Solstad Offshore ASA (“SOFF” or “Solstad”) and REM Offshore ASA (“REM“) have on July 27, 2016 agreed to merge REM with a wholly-owned subsidiary of Solstad (“Merger Sub“) (“the Merger”). REM, the principal shareholders of REM, and SOFF and its principal shareholders, have entered into an agreement that sets out the terms of the merger, Solstad said in a press release.
The Merger will be completed as a statutory triangular merger pursuant to and in accordance with Norwegian law, whereby Merger Sub will be the surviving company. Solstad will create a new class B shares which will have the same economic rights as the ordinary shares in SOFF (to be renamed class A shares), but with 1/10th vote. It is Solstad´s intention that the new class B shares can be an instrument for further consolidation in the industry. As merger consideration, REM´s shareholders will receive new SOFF class B shares, except as provided below.

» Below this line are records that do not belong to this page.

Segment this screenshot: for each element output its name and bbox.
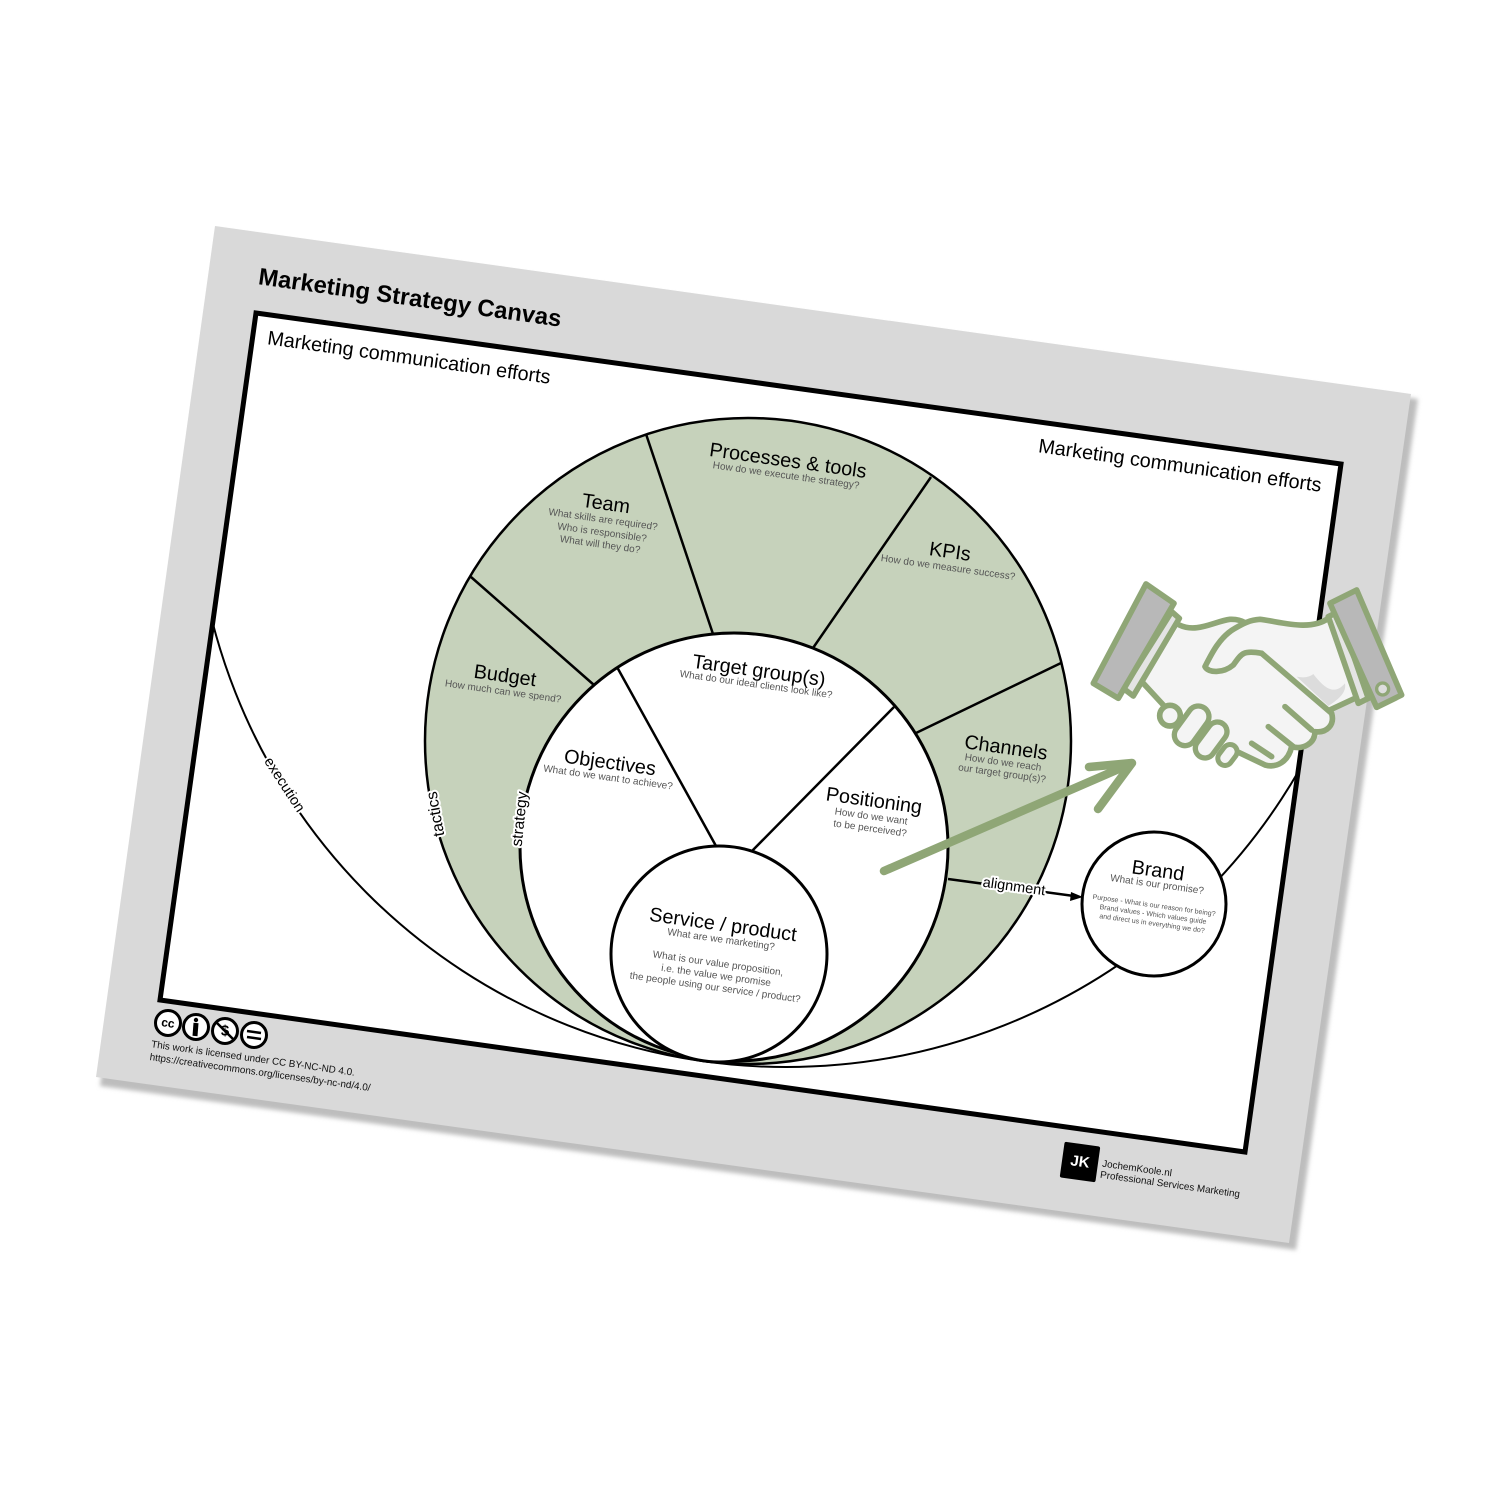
paper sheet (96, 226, 1411, 1243)
brand circle: and direct us in everything we do? (1099, 913, 1205, 935)
segment: channels (957, 731, 1049, 786)
green growth arrow (884, 763, 1132, 871)
strategy dividers (617, 667, 894, 852)
segment: service product: i.e. the value we promise (660, 963, 772, 989)
icon: attribution (184, 1014, 208, 1040)
service product circle (611, 846, 827, 1062)
brand circle: Brand values - Which values guide (1099, 904, 1207, 926)
alignment arrow: alignment (982, 875, 1046, 899)
segment: channels: our target group(s)? (957, 762, 1047, 786)
left stripe cuff (1123, 612, 1179, 696)
label: marketing communication efforts left: Marketing communication efforts (266, 327, 552, 389)
segment: positioning: How do we want (834, 806, 908, 828)
segment: team (548, 490, 659, 556)
segment: budget: Budget (472, 661, 538, 691)
canvas frame (160, 313, 1341, 1152)
brand circle: What is our promise? (1109, 873, 1205, 897)
alignment arrow (948, 875, 1083, 901)
segment: kpis (880, 538, 1016, 583)
segment: processes and tools: Processes & tools (708, 439, 868, 483)
brand circle (1082, 832, 1226, 976)
segment: channels: Channels (963, 731, 1049, 765)
segment: service product: the people using our service / product? (629, 971, 802, 1005)
license icons (156, 1010, 266, 1048)
segment: team: Team (581, 490, 631, 518)
brand circle: Purpose - What is our reason for being? (1092, 894, 1216, 918)
segment: positioning (825, 783, 923, 840)
left hand top line (1143, 619, 1245, 705)
segment: objectives: What do we want to achieve? (543, 763, 674, 793)
label: marketing communication efforts right: Marketing communication efforts (1037, 435, 1323, 497)
palm shadow (1297, 674, 1345, 706)
segment: target groups: Target group(s) (691, 651, 827, 691)
icon: handshake (1093, 584, 1402, 767)
thumb (1205, 618, 1328, 671)
tactics ring (425, 418, 1071, 1064)
finger creases (1252, 707, 1312, 757)
right hand fingers (1239, 653, 1355, 766)
hand fill (1143, 618, 1355, 767)
title: Marketing Strategy Canvas (257, 263, 563, 333)
segment: kpis: How do we measure success? (880, 553, 1016, 583)
icon: non commercial: $ (221, 1022, 230, 1040)
segment: channels: How do we reach (964, 752, 1042, 774)
license text: This work is licensed under CC BY-NC-ND 4.0. (151, 1039, 355, 1079)
curve label: execution: execution (260, 755, 308, 815)
logo: JK (1060, 1142, 1100, 1182)
strategy circle (520, 633, 948, 1061)
logo text: JochemKoole.nl (1101, 1159, 1173, 1179)
segment: service product: What is our value proposition, (652, 949, 784, 979)
segment: kpis: KPIs (928, 538, 972, 566)
execution curve (214, 626, 1296, 1068)
segment: budget: How much can we spend? (444, 678, 562, 706)
segment: target groups: What do our ideal clients look like? (679, 669, 833, 701)
segment dividers (471, 434, 1061, 733)
left cuff (1093, 584, 1174, 698)
right stripe cuff (1328, 612, 1368, 703)
segment: service product (629, 904, 802, 1005)
curve label: strategy: strategy (509, 790, 531, 847)
segment: service product: Service / product (648, 904, 799, 946)
segment: objectives: Objectives (563, 746, 657, 780)
segment: service product: What are we marketing? (667, 927, 776, 953)
segment: budget (444, 661, 562, 706)
segment: positioning: to be perceived? (833, 818, 908, 840)
logo text: Professional Services Marketing (1099, 1170, 1241, 1200)
icon: cc: cc (160, 1015, 176, 1031)
segment: team: Who is responsible? (557, 521, 648, 545)
right cuff (1330, 590, 1402, 707)
segment: team: What will they do? (559, 534, 641, 556)
segment: objectives (543, 746, 674, 793)
paper shadow (100, 231, 1418, 1250)
segment: team: What skills are required? (548, 507, 659, 533)
license text: https://creativecommons.org/licenses/by-nc-nd/4.0/ (149, 1052, 371, 1094)
cuff button (1377, 683, 1389, 695)
brand circle: Brand (1130, 856, 1186, 886)
left fingers (1160, 705, 1230, 758)
icon: no derivatives (242, 1022, 266, 1048)
curve label: tactics: tactics (424, 790, 448, 838)
segment: processes and tools: How do we execute the strategy? (712, 460, 860, 492)
logo: JK: JK (1069, 1152, 1091, 1172)
segment: positioning: Positioning (825, 783, 923, 819)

The Merger will be based on an agreed exchange ratio of 0.0696 SOFF shares per REM share. This is based upon the issue prices in REM and SOFF’s private placements, proposed this June and July, of NOK 0.87 per share and NOK 12.50 per share respectively, corresponding to an agreed exchange ratio of 0.0696 SOFF class B shares per REM share. Åge Remøy and his related companies will, however, receive 6,000,000 SOFF class A shares for the first NOK 75 million REM shares subscribed by them in REM’s NOK 150 million directed share issue, which will be carried out as proposed before the Merger. It is a condition from Åge Remøy´s side that his current controlling position in REM is carried over into a significant voting interest in Solstad after the Merger, which will be effected by his entitlement to get half of the consideration shares attributable to the directed share issue in REM in the form of SOFF class A shares. The principal shareholders of Solstad have agreed to this and look forward to having Åge Remøy as a key industrial shareholder. His principal holding company will also nominate a member to the board of directors of Solstad upon effectiveness of the Merger.
REM and Solstad are Norwegian offshore service vessel companies that combined will operate a total of 62 vessels. After the Merger, Solstad will retain its Skudeneshavn head office, from which the combined fleet of CSV vessels will be operated. The combined fleet of PSV vessels will be operated from the current REM head office in Fosnavåg.
The formal plan of merger is expected to be published shortly after REM and SOFF have released their interim financial statements as of and for the six-month period ended June 30, 2016 in late August. Extraordinary shareholders´ meetings in REM and SOFF are expected to be held on or around October 1, 2016, with the Merger becoming effective on or around December 1, 2016.
REM is undergoing an overall restructuring to strengthen its balance and liquidity position, as announced on June 27, 2016. The Merger is premised upon the completion of REM’s restructuring prior to the Merger, requisite approvals from creditors of REM and SOFF and requisite approvals or absence of intervention by competent regulatory authorities. The Merger is supported by the largest shareholder in REM, Åge Remøy and companies controlled by him, as well as the largest shareholders in SOFF.
SOFF is also going through a comprehensive refinancing plan as announced on June 7, 2016. At the same time SOFF also disclosed that it foresees to participate in a consolidation within the industry. Completion of the refinancing and the Merger will form a good platform for weathering the tough times the industry is going through.
Prior to the Merger, REM will complete a directed share issue towards companies related to Åge Remøy of NOK 150,000,000 at NOK 0.87 per share, as per the proposal made by the board of directors of REM on June 29, 2016 for the REM extraordinary general meeting to be held July 21, 2016, (but which was later cancelled). Subject to the completion of the Merger, Åge Remøy and his related companies will receive 6,000,000 SOFF class A shares and 6,000,000 SOFF class B shares, both at NOK 12.50, as consideration shares in the Merger.
Shareholders in Rem before the restructuring (and Merger) will receive 1,414,120 class B shares in SOFF (as consideration for their share after the restructured REM as proposed to the extraordinary general meeting in REM). Further ,and subject to completion of the Merger, REM shareholders not participating in the directed share issue will be offered to participate in a NOK 20 million directed issue (the “repair issue”) of SOFF class B shares at NOK 12.50 per share as described below.
As part of the restructuring of REM, shares were proposed to be issued to bondholders of REM and to Vard Group AS. These shares will be exchanged for SOFF class B shares through the Merger.
Subject to completion of the Merger, REM shareholders, other than companies related to Åge Remøy, not participating in the directed share issue NOK 150 million of REM shares to be carried out prior to the Merger, will be offered to participate in a NOK 20 million directed issue (“repair issue”) of SOFF class B shares at NOK 12.50 per share.
SOFF will apply for the new class B shares to be listed on the main list of Oslo Børs.
No changes have been made to the proposed NOK 250 million convertible loan from Aker as set out in Solstad´s refinancing plan announced on June 7, 2016.